The present invention relates to an apparatus for feeding and loading individual bags formed in a continuous strip in which successive bags are connected end to end. More specifically, the present invention relates to an apparatus that includes an integrated printer assembly that prints a label or product marking on each of the bags in a continuous strip immediately prior to the printed bag being loaded with the product being packaged.
Currently, many manufacturers utilize automated loading machines to load products to be packaged into individual plastic bags. The plastic bags are typically contained in a xe2x80x9cwicketxe2x80x9d in which successive bags are stacked on top of each other and held in alignment by a header having a series of wicket rods. Once each bag is filled with the product to be packaged, the bag is torn along a line of perforation and separated from the header that aligns the stack of bags. After the bag has been filled with the product, the bag is transferred to a drop sealer in which the two layers of plastic forming the bag are heat sealed in a conventional manner. Although the combination of a wicketed bag loading machine and a drop sealer is in wide use and has proven to be effective, drawbacks exist in the use of plastic bags stacked in the wicket package.
One such drawback is the limitation in the type of printing that can be applied to the individual bags in the wicket. Since the bags in the wicket are stacked on top of each other and are loaded with a product while still attached to the wicket header, there is no possibility of printing a design on the plastic bag prior to the insertion of the product. Although the wicketed bags could be printed prior to assembly into the wicketed packet, the manufacturer of the wicketed bags typically mass produces the bags without customizing the bags for the individual customer. Thus, if the customer wishes to imprint information on the bags after purchase from the manufacturer, the wicketed bags must be imprinted after the product has been loaded and the wicketed bag sealed by the drop sealer. If the product being sold in the sealed plastic bags includes an irregular surface, printing after the bag has been filled can prove to be a difficult and imprecise proposition.
Recently, continuous strips of bags that are end connected have become available for use in packaging products. Each of the bags in the continuous strip includes an open end that is connected to the closed end of the next bag in the continuous strip. Rolls of continuous strip bags can include at least 1000 bags.
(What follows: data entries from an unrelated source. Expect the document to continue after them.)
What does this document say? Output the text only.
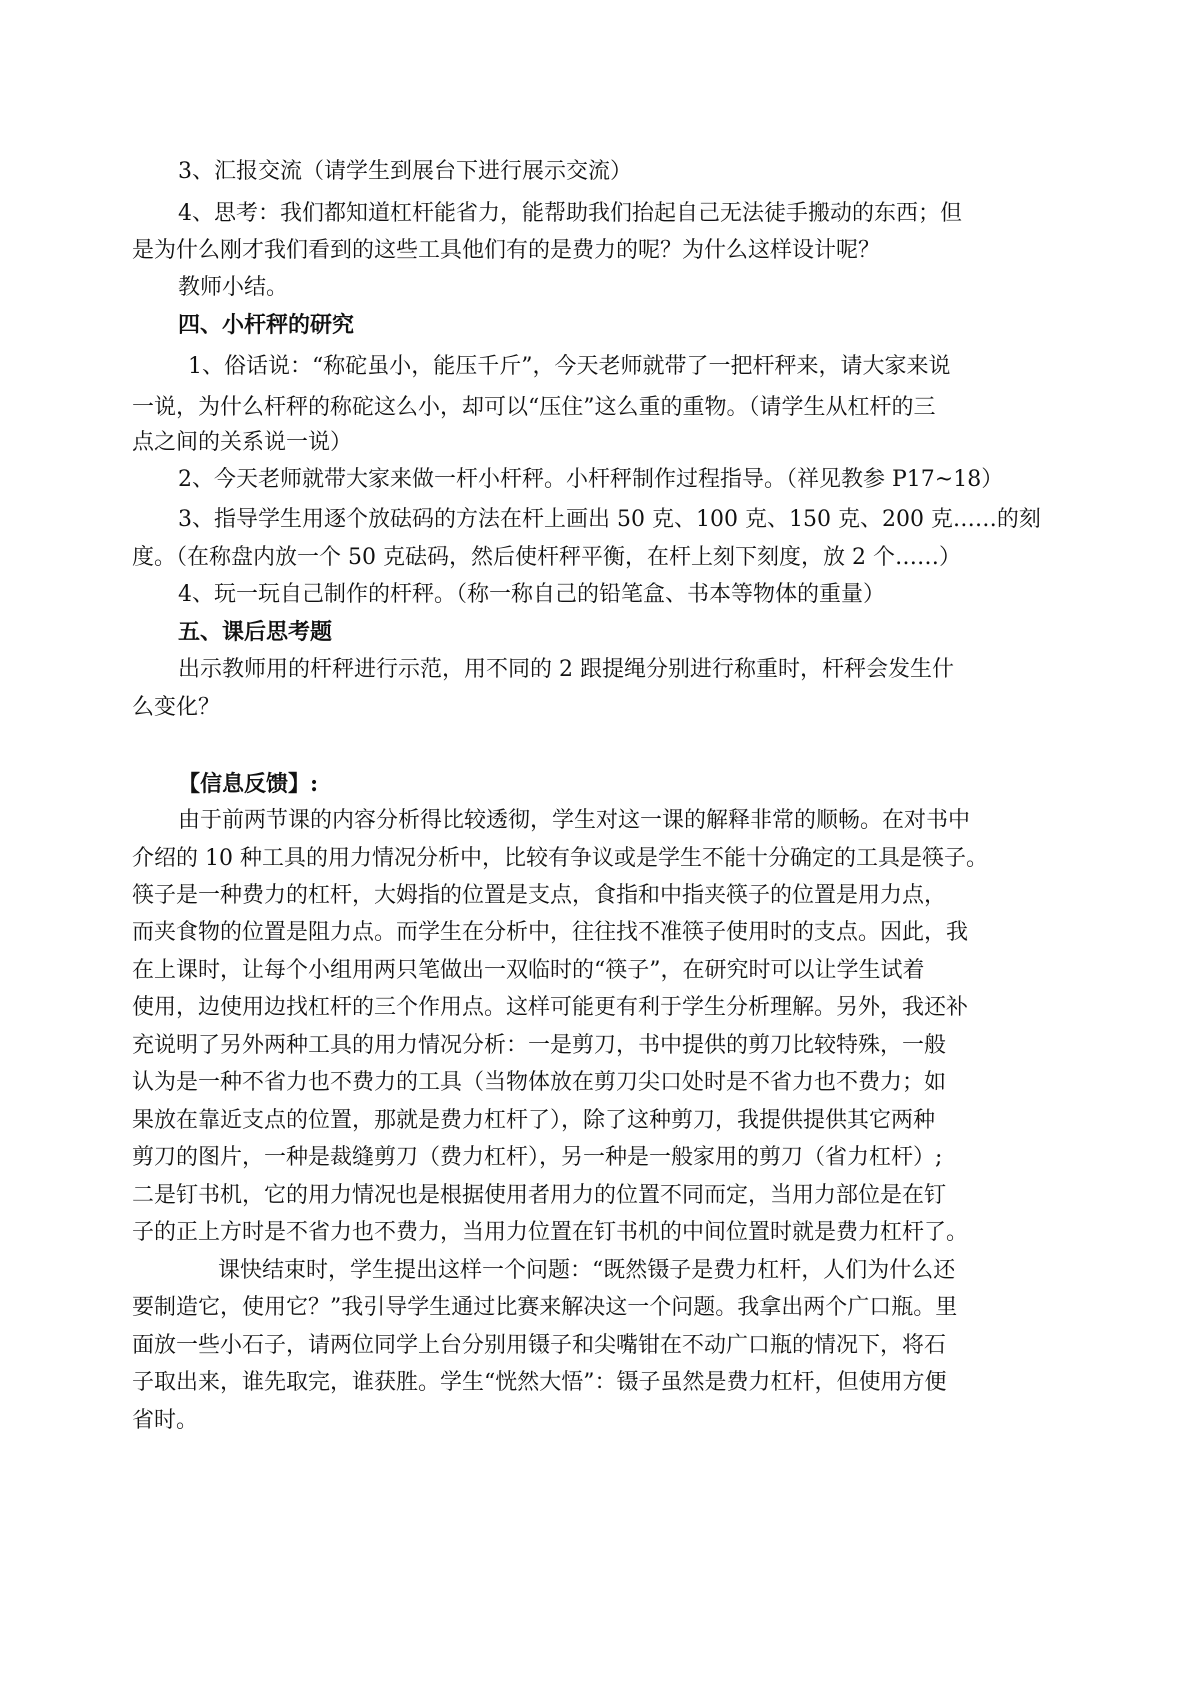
3、汇报交流（请学生到展台下进行展示交流）

4、思考：我们都知道杠杆能省力，能帮助我们抬起自己无法徒手搬动的东西；但

是为什么刚才我们看到的这些工具他们有的是费力的呢？为什么这样设计呢？

教师小结。

四、小杆秤的研究

1、俗话说：“称砣虽小，能压千斤”，今天老师就带了一把杆秤来，请大家来说

一说，为什么杆秤的称砣这么小，却可以“压住”这么重的重物。（请学生从杠杆的三

点之间的关系说一说）

2、今天老师就带大家来做一杆小杆秤。小杆秤制作过程指导。（祥见教参 P17~18）

3、指导学生用逐个放砝码的方法在杆上画出 50 克、100 克、150 克、200 克……的刻

度。（在称盘内放一个 50 克砝码，然后使杆秤平衡，在杆上刻下刻度，放 2 个……）

4、玩一玩自己制作的杆秤。（称一称自己的铅笔盒、书本等物体的重量）

五、课后思考题

出示教师用的杆秤进行示范，用不同的 2 跟提绳分别进行称重时，杆秤会发生什

么变化？

【信息反馈】:

由于前两节课的内容分析得比较透彻，学生对这一课的解释非常的顺畅。在对书中

介绍的 10 种工具的用力情况分析中，比较有争议或是学生不能十分确定的工具是筷子。

筷子是一种费力的杠杆，大姆指的位置是支点，食指和中指夹筷子的位置是用力点，

而夹食物的位置是阻力点。而学生在分析中，往往找不准筷子使用时的支点。因此，我

在上课时，让每个小组用两只笔做出一双临时的“筷子”，在研究时可以让学生试着

使用，边使用边找杠杆的三个作用点。这样可能更有利于学生分析理解。另外，我还补

充说明了另外两种工具的用力情况分析：一是剪刀，书中提供的剪刀比较特殊，一般

认为是一种不省力也不费力的工具（当物体放在剪刀尖口处时是不省力也不费力；如

果放在靠近支点的位置，那就是费力杠杆了），除了这种剪刀，我提供提供其它两种

剪刀的图片，一种是裁缝剪刀（费力杠杆），另一种是一般家用的剪刀（省力杠杆）;

二是钉书机，它的用力情况也是根据使用者用力的位置不同而定，当用力部位是在钉

子的正上方时是不省力也不费力，当用力位置在钉书机的中间位置时就是费力杠杆了。

课快结束时，学生提出这样一个问题：“既然镊子是费力杠杆，人们为什么还

要制造它，使用它？”我引导学生通过比赛来解决这一个问题。我拿出两个广口瓶。里

面放一些小石子，请两位同学上台分别用镊子和尖嘴钳在不动广口瓶的情况下，将石

子取出来，谁先取完，谁获胜。学生“恍然大悟”：镊子虽然是费力杠杆，但使用方便

省时。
However, the automated feeding and loading of the continuous strip of bags has also presented problems in the feeding of the bags from the supply source and the opening of the bags in the continuous strip prior to loading of the products to be packaged.
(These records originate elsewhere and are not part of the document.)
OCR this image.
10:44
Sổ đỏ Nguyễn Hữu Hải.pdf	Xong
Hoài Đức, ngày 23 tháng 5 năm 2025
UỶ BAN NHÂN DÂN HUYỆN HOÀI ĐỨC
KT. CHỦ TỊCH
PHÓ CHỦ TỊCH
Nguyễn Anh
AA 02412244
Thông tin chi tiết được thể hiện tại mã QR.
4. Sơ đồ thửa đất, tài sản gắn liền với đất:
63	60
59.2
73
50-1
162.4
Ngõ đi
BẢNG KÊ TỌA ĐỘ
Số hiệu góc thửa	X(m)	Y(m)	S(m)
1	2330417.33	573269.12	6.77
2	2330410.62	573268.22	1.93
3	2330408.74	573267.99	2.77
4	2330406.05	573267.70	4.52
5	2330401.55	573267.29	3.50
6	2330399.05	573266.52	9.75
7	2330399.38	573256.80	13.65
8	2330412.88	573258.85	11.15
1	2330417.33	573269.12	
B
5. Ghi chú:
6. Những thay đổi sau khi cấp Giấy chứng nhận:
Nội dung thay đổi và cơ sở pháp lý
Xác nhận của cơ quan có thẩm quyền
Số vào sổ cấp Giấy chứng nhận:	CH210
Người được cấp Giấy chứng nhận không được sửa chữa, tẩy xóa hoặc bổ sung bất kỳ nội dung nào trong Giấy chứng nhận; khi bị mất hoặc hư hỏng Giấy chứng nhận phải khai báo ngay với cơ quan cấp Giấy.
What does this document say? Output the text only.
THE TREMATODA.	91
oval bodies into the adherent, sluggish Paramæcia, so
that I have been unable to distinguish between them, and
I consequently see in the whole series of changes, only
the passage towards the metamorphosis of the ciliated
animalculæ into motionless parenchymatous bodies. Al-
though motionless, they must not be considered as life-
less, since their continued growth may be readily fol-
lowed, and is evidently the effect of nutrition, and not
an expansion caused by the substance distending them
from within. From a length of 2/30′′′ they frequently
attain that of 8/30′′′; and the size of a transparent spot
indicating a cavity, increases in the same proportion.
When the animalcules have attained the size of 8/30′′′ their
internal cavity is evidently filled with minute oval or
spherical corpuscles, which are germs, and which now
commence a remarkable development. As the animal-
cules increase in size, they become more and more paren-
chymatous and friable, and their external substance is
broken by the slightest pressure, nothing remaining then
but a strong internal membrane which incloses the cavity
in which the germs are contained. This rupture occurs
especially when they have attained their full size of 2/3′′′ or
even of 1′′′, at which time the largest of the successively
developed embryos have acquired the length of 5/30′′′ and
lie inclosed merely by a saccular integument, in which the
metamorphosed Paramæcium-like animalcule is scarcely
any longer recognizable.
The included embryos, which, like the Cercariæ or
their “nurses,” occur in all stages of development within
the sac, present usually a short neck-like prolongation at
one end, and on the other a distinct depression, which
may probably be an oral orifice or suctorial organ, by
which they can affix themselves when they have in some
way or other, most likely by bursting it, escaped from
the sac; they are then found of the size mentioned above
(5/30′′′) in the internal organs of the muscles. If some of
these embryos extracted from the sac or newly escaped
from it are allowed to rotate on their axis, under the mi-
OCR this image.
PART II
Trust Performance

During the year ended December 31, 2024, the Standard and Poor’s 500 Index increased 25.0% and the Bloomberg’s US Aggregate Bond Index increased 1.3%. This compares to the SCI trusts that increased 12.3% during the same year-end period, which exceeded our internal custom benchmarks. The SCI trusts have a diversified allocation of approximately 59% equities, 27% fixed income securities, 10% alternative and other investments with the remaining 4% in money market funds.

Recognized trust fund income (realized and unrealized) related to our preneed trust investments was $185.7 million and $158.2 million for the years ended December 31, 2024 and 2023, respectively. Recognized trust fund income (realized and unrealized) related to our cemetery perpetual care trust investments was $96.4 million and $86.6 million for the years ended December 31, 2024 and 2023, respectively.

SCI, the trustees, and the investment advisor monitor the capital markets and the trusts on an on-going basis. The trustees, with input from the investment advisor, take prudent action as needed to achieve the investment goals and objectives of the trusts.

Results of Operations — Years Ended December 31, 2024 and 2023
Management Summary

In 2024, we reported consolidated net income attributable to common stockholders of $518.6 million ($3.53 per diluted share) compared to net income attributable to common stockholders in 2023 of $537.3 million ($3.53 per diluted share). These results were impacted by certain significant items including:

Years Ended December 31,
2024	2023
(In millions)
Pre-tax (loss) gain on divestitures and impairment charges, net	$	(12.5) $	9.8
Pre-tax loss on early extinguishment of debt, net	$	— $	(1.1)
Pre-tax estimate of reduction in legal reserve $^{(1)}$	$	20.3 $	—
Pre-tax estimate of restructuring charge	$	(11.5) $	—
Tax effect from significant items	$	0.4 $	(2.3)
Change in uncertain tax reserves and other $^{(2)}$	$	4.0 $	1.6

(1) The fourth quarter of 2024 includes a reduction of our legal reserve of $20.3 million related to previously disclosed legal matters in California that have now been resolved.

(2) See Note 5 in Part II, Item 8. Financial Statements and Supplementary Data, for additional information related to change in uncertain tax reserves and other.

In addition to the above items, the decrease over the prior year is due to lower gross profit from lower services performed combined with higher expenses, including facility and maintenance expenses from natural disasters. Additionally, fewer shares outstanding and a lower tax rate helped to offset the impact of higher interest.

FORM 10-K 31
In currently available packaging apparatus that open and load continuous strips of bags that are end connected, the printing on each bag is done by a printer that is typically located upstream from the location at which the printed bag is loaded with the product being packaged. Although an upstream printer is adequate when loading identical products into bags such that the printing on each individual bag does not have to correspond to the particular product being packaged, drawbacks exist if the bag feeding and loading apparatus is used to package products that are specialized and require specific labeling for the product being packaged. For example, if the bag feeding and loading apparatus is used to package medical prescriptions for individual patients, it is critical that the information printed upon each individual bag matches the product being placed within the bag. In a feeding and loading apparatus in which several cycles of the apparatus take place between the printing of an individual bag and the loading of the same bag, an opportunity exists for misalignment between the printed product packaging and the actual product being inserted therein.
In addition to the possible misidentification that can occur due to the number of bags positioned between the bag being loaded and the bag being printed, the printed bags extending between the loading area and the printing area result in wasted product during changeovers from bag types or the type of printing being placed upon the bag. In many cases, as many as four to six bags can be wasted during each changeover.
Therefore, it is an object of the present invention to provide an apparatus that can be used to print, feed and load individual bags with increased accuracy. Further, it is an object of the present invention to provide such an apparatus that feeds an article into the bag immediately following the printing of the bag by the integrated printing assembly. Further, it is an object of the present invention to position the printing assembly immediately adjacent to the loading location for the bag, such that the loading and printing occurs in the same cycles of the apparatus to improve the accuracy between the printed information and the product and decrease product loss.
The present invention is an device for feeding, printing and loading a bag from a continuous strip of bags with a desired product to be packaged. The apparatus of the present invention is particularly desirable in loading individualized products into successive bags where each of the bags must be individually printed with information specifically related to the product being placed within the bag.
The device of the present invention includes a feed assembly that feeds a continuous supply of bags from a supply source. If the supply source is a roll of bags, the feed assembly includes a series of dancers that maintain tension in the strip. Alternatively, if the continuous strip of bags are formed as a fan-folded supply, the feed assembly includes a vacuum tensioning roll that ensures that the fan-folded continuous strip of bags is fed to the remaining components of the apparatus under tension.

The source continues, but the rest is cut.